O aprendizado da comunidade veio da terra
O segundo a falar foi Fernando Luiz Jacó Júnior, indígena da etnia Macuxi e presidente da Associação de Agricultores Familiares Indígenas da Comunidade Jabuti, no município de Bonfim. Ele apresentou o modo de vida da comunidade e os desafios enfrentados pela agricultura tradicional. “A gente percebeu que a mata estava diminuindo, que a terra estava ficando ácida e que a comida já não dava mais. Então nos reunimos e decidimos parar as queimadas. A terra precisava respirar”, contou.

Emocionado, Fernando relatou as dificuldades vividas pelo seu povo e como, mesmo diante das perdas, encontraram força na união. “O poder público precisa chegar aonde está a necessidade. É lá na comunidade que se entende o que precisa mudar”, afirmou.
Com o apoio de iniciativas públicas, os moradores passaram a investir em manejo correto do solo, mecanização das roças e reaproveitamento sustentável das áreas produtivas. “As políticas públicas só são eficazes quando reconhecem e fortalecem nossos saberes”, disse.

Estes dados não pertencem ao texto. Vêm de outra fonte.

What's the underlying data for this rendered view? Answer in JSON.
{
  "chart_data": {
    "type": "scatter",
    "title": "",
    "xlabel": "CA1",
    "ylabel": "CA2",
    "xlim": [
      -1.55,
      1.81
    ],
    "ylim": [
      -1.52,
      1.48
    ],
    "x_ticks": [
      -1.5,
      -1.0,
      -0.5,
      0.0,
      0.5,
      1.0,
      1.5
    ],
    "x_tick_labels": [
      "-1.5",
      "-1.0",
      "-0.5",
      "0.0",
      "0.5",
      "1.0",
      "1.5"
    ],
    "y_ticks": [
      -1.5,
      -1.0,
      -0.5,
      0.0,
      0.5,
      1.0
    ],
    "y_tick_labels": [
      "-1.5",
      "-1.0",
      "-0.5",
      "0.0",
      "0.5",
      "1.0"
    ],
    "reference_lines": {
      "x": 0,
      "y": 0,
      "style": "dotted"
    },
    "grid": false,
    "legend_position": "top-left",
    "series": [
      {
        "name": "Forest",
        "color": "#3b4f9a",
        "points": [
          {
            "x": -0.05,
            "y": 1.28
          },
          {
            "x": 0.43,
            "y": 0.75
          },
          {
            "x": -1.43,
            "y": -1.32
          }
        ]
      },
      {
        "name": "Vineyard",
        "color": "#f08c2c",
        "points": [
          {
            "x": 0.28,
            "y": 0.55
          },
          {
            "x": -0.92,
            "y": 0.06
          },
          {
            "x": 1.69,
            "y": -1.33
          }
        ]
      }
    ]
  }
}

A gestão pública que investe na comunidade, investe no futuro
Encerrando os pronunciamentos, a secretária de Estado dos Povos Indígenas de Roraima, Síria Maria Mota Bezerra, apresentou um panorama da realidade indígena do estado, onde 21% da população é indígena. A secretária destacou o trabalho da secretaria na promoção de autonomia, sustentabilidade e fortalecimento cultural. “Valorizar os povos indígenas é reconhecer a sabedoria que já existe há séculos e que pode nos ensinar a enfrentar o futuro. Não se trata apenas de garantir direitos, mas de garantir que suas vozes orientem as decisões públicas”, afirmou.

Síria explicou que o governo estadual tem atuado de forma integrada, aliando conhecimento técnico e saber tradicional, para que o desenvolvimento chegue de maneira justa às comunidades. “Não é chegar e impor, é ouvir, dialogar e construir juntos. Cada comunidade tem sua própria dinâmica e sua própria sabedoria. Nosso papel é aprender com elas e fortalecer o que já sabem fazer tão bem, que é viver em harmonia com a natureza”.
A secretária também destacou projetos que unem tradição e inovação, como a produção de farinha e ovos em comunidades indígenas, a piscicultura e o fortalecimento da cultura da mandioca, que já têm garantido renda e segurança alimentar às famílias.
Mediação
Após os relatos, a mediação de Valdélia Vieira dos Santos Lena, auditora de controle externo do TCE-RR e secretária de Avaliação e Monitoramento de Políticas Públicas do Tribunal, encerrou o painel em tom de reflexão e urgência. “Quase metade dos povos tradicionais da Amazônia, cerca de 42%, já se sente diretamente afetada pelos eventos climáticos extremos”, destacou.
Valdélia ressaltou, ainda, que a solução vem do protagonismo indígena. “O conhecimento da roça e o conhecimento da floresta são a tecnologia da resiliência que o mundo procura. O futuro do equilíbrio climático passa pela proteção inegociável dos povos indígenas”.
A mediadora encerrou dizendo que “hoje entendemos que não há justiça climática sem equidade, nem sustentabilidade sem ouvir quem cuida da floresta”.